Weak measurement invariance (i.e., equal factor loadings) was achieved (χ2 (15) = 9.71, p = .84), as was strong invariance (i.e., equal intercepts; χ2 (15) = 37.48, p = .16); see supplement Figure 2. Within-factor paths across Time 1 and Time 2 CFA models were tested (as in Berninger et al., 2010). Each of the ASI-3 factor items exhibited high levels of stability as estimated by the values of the within-factor paths across Time 1 and Time 2 for the CFA. The path effects for each factor were as follows: ASI-3 Physical concerns factor (β = .73), ASI-3 Social concerns factor (β = .82), and ASI-3 Cognitive concerns factor (β = .65); all p’s < .001.

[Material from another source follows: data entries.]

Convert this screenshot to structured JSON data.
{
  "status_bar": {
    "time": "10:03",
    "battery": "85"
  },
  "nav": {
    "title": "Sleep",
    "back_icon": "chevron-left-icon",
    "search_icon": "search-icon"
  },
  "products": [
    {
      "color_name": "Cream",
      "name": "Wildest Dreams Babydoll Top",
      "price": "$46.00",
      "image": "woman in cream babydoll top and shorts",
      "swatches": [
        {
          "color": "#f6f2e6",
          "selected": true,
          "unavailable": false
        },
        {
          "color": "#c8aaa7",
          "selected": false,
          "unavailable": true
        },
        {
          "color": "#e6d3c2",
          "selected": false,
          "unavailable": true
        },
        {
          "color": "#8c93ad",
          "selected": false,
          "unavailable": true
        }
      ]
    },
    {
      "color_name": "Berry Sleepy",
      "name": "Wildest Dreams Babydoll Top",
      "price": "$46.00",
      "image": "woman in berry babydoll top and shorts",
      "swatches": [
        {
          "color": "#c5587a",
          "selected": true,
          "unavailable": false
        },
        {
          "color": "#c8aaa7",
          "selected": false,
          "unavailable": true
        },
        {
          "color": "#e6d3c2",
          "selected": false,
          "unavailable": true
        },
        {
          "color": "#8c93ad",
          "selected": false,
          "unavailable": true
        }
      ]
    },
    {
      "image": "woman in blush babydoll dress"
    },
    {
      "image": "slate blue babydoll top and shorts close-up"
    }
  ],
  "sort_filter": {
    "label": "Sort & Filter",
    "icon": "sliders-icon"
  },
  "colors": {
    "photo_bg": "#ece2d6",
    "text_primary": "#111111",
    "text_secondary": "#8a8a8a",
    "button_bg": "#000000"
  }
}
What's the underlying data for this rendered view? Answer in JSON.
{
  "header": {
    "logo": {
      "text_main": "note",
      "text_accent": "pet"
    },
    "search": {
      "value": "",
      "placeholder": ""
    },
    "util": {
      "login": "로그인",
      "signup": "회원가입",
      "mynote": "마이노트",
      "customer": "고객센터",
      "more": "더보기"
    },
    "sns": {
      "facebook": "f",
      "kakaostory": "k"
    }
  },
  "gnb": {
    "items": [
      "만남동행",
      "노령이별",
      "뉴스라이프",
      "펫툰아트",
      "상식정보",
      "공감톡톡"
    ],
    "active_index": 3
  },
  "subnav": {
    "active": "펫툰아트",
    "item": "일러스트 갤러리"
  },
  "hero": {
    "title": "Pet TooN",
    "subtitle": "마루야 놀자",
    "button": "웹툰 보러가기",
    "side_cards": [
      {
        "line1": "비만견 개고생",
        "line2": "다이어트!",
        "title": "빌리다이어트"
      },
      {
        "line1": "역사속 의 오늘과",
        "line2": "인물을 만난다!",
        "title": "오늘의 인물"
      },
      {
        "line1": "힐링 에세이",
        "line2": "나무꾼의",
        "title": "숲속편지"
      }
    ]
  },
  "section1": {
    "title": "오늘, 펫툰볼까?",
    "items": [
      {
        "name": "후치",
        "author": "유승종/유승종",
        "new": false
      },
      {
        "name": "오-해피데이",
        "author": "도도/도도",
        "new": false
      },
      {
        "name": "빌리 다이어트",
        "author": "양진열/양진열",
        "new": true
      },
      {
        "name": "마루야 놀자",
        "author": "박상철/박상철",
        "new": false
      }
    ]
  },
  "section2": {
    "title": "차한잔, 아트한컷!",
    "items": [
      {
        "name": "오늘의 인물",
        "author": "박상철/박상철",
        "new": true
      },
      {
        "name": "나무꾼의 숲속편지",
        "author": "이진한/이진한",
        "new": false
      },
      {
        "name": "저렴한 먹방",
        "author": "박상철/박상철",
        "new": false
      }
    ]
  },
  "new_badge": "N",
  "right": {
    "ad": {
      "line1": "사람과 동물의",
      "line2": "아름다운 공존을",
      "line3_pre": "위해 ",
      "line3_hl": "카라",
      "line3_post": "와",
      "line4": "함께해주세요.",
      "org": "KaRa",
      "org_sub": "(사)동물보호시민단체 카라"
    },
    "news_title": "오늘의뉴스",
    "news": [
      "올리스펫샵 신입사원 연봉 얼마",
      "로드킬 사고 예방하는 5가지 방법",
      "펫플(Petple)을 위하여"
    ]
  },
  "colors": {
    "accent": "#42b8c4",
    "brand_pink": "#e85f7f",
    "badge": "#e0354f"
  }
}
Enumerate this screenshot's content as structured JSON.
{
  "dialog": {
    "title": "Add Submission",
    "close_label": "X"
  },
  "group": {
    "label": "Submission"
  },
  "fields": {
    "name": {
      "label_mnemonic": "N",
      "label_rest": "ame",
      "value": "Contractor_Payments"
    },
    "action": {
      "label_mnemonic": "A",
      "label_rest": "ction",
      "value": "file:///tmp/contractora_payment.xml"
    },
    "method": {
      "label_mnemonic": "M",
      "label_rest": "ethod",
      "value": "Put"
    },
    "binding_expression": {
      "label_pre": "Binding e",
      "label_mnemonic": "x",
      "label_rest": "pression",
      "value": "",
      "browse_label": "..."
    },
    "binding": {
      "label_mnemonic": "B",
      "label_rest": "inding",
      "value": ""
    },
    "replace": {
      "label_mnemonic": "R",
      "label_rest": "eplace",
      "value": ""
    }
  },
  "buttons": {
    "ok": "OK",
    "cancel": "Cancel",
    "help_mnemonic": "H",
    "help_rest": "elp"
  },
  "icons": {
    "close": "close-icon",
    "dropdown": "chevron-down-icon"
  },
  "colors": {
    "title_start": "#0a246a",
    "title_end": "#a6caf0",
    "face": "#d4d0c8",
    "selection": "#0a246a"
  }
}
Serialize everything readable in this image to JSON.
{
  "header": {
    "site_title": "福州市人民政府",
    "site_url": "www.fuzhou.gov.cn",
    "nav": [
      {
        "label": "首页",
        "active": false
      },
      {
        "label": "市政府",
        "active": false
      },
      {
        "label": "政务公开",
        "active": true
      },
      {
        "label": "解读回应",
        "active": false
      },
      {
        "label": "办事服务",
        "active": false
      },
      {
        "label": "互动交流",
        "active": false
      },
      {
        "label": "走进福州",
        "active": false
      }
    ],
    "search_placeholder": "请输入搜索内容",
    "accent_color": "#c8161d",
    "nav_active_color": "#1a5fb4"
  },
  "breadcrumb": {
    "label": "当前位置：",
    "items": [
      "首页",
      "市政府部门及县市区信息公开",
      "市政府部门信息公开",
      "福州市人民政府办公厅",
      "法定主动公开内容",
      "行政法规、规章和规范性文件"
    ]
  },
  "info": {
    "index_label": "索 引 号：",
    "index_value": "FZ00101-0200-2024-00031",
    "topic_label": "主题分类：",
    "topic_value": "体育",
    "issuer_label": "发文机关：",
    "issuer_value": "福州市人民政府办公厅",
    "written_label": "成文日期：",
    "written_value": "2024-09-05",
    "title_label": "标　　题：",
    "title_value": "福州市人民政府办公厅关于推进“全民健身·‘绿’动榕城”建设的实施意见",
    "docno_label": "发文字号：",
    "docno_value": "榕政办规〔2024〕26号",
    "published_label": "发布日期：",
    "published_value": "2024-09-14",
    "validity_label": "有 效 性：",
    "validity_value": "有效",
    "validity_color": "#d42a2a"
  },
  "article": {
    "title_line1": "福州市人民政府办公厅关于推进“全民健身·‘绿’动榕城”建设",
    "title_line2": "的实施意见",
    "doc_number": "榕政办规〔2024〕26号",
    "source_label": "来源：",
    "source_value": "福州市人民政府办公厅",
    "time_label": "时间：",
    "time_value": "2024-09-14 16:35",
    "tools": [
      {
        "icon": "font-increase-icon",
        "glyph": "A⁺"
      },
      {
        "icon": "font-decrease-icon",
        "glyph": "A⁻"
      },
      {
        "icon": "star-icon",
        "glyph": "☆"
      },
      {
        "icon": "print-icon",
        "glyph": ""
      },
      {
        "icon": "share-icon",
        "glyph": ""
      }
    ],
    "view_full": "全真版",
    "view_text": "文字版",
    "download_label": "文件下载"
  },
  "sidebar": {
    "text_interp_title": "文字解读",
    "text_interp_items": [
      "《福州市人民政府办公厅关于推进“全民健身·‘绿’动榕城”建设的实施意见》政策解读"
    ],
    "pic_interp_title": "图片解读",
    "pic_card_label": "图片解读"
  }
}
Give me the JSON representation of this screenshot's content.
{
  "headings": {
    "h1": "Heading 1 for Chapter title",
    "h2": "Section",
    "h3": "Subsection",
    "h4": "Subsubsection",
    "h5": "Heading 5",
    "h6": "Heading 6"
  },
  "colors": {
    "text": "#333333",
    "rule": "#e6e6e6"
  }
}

Reliability: Internal Consistency and Test-retest

Reliability tests are presented in Table 1. Results revealed high internal consistency at Time 1 and Time 2 for the all ASI-3 factor items. For test-retest reliability, inter-correlations from Time 1 to Time 2 for all of the ASI-3 factor scores were statistically significant.2

Table 1.

Psychometric Statistics for the ASI-3

Variable Mean (SD) ASI-3 Physical ASI-3 Cognitive ASI-3 Social
Reliability
 Internal Consistency (α) -- .881 .920 .842
 Test-Retesta (r) -- .702* .600* .815*

Convergent Validity (r)

 Anxiety Sensitivity Indexb 18.0 (11.26) .80* .74* .72*
 Anxious Arousalc 11.1 (4.24) .54* .50* .49*
 Body Vigilanced 12.1 (7.70) .44* .29* .31*
 Negative Affecte 19.1 (7.31) .50* .62* .60*

Discriminant Validity (r)

 Positive Affectf 32.2 (7.36) −.20* −.31* −.28*
 Well-Beingg 22.6 (6.70) −.21* −.29* −.29*

Predictive Validity Outcome β (SE)

Predictor ASI-3 Physical ASI-3 Cognitive ASI-3 Social

Genderh −.01 (.39) −.02 (.32) −.07 (.40)

Axis I Psychopathologyi .12 (.42)* .15 (.35)* .15 (.43)*
Medical Problemsj .10 (.41)* −.05 (.35) −.05 (.43)
Negative Affect .45 (.03)* .58 (.02)* .55 (.03)*

Predictor Time 1 Smoking Heaviness Index k

Gender −.07 (.05)
Medical Problems −.01 (.05)
Axis I Psychopathology .05 (.05)
Negative Affect −.10 (.06)
ASI-3 Physical .17 (.07)*
ASI-3 Cognitive .02 (.08)
ASI-3 Social −.05 (.07)

Predictor Time 2 Smoking Heaviness Index

Smoking Heaviness Time 1 .66 (.06)*
Treatment Conditionl .04 (.11)
ASI-3 Physical .25 (.09)*
ASI-3 Cognitive .03 (.11)
ASI-3 Social −.10 (.12)
*

p < .05;

a

Test-retest of Time 1- Time 2;

b

Anxiety Sensitivity Index (ASI);

c

Inventory of Depression and Anxiety Scale (IDAS-Panic subscale);

d

Body Vigilance Scale (BVS);

e

Positive and Negative Affect Scale (PANAS-Negative Affect subscale);

f

Positive and Negative Affect Scale (PANAS-Positive Affect subscale);

g

Inventory of Depression and Anxiety Scale (IDAS-Well-Being subscale);

h

Gender (coded 0 = male; 1 = female);

i

Axis I psychopathology (past year, per SCID-I/NP; coded 0 = no disorder, 1 = disorder);

j

Tobacco-related medical problems (coded 0 = no, 1 = yes);

k

FTND Heaviness Index (FTND items 1 and 2);

l

Treatment condition (coded 0 = standard, 1 = anxiety-focused). Test of predictive validity was tested simultaneously in one predictive model.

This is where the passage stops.